Assessing the behaviour and performance of models is essential in statistical modelling. Model assessment is not only useful for comparing or improving models, but also for uncovering the assumptions and limitations underlying the models. Assessment of Bayesian models often requires a series of computationally costly calculations. Thus it is important to find algorithms that are both performant and computationally feasible
The thesis studies several computational tools for evaluating Bayesian models. The first part of the thesis studies and develops model assessment methods using importance sampling algorithms. These techniques are mainly applied to two model assessment tasks, namely leave-one-out cross-validation and sensitivity analysis of priors and likelihoods. The thesis concludes that in certain situations both leave-one-out cross-validation and sensitivity analysis become faster and more accurate when using the studied importance sampling methods.

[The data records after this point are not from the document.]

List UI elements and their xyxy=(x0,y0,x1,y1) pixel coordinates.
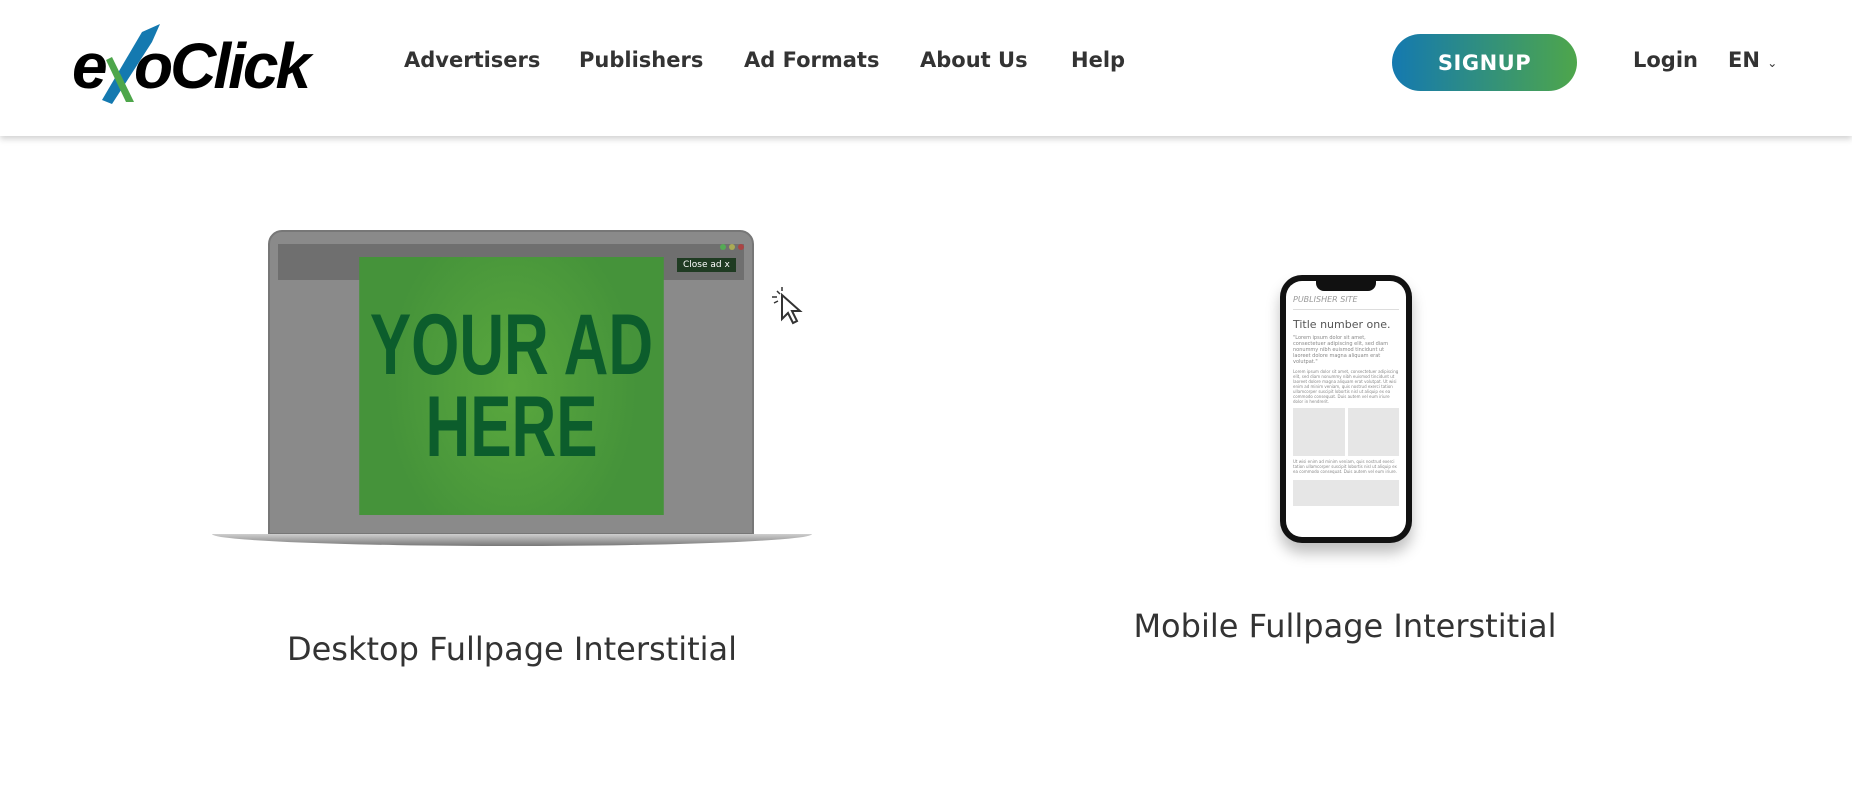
chevron-down-icon: ⌄ xyxy=(1767,56,1778,70)
close-ad-button[interactable]: Close ad x xyxy=(677,258,736,272)
nav-publishers[interactable]: Publishers xyxy=(579,48,703,72)
ad-text-line2: HERE xyxy=(425,379,598,475)
signup-button[interactable]: SIGNUP xyxy=(1392,34,1577,91)
cursor-icon xyxy=(772,287,803,325)
nav-help[interactable]: Help xyxy=(1071,48,1125,72)
svg-text:e: e xyxy=(72,30,106,102)
nav-about-us[interactable]: About Us xyxy=(920,48,1028,72)
language-selector[interactable]: EN ⌄ xyxy=(1728,48,1777,72)
language-label: EN xyxy=(1728,48,1760,72)
article-quote: "Lorem ipsum dolor sit amet, consectetue… xyxy=(1293,335,1389,365)
exoclick-logo[interactable]: e oClick xyxy=(72,22,342,110)
site-header: e oClick Advertisers Publishers Ad Forma… xyxy=(0,0,1852,136)
ad-text-line1: YOUR AD xyxy=(369,297,654,393)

The second part of the thesis studies the assessment of variable importance in supervised learning. The thesis presents new methods for incorporating the predictive uncertainty of the model in the evaluation of variable importance. Existing variable importance assessment methods are generalized from singular predictions to probability distributions of predictions. The thesis shows that this can lead to a more accurate identification of the important variables.
By making model assessment easier and more effective, the methods studied in the thesis increase trust towards statistical models and their ability to represent real-world phenomena. Algorithms developed in the thesis are implemented in open source statistical software packages that are used by scientists and other practitioners of Bayesian statistics worldwide.
Opponent: Reader Víctor Elvira, University of Edinburgh, England
Custos: Professor Aki Vehtari, Aalto University School of Science, Department of Computer Science
Contact details of the doctoral student: [email protected]
The public defence will be organised on campus (lecture hall A208d Jeti).
The thesis is publicly displayed 10 days before the defence in the publication archive Aaltodoc of Aalto University.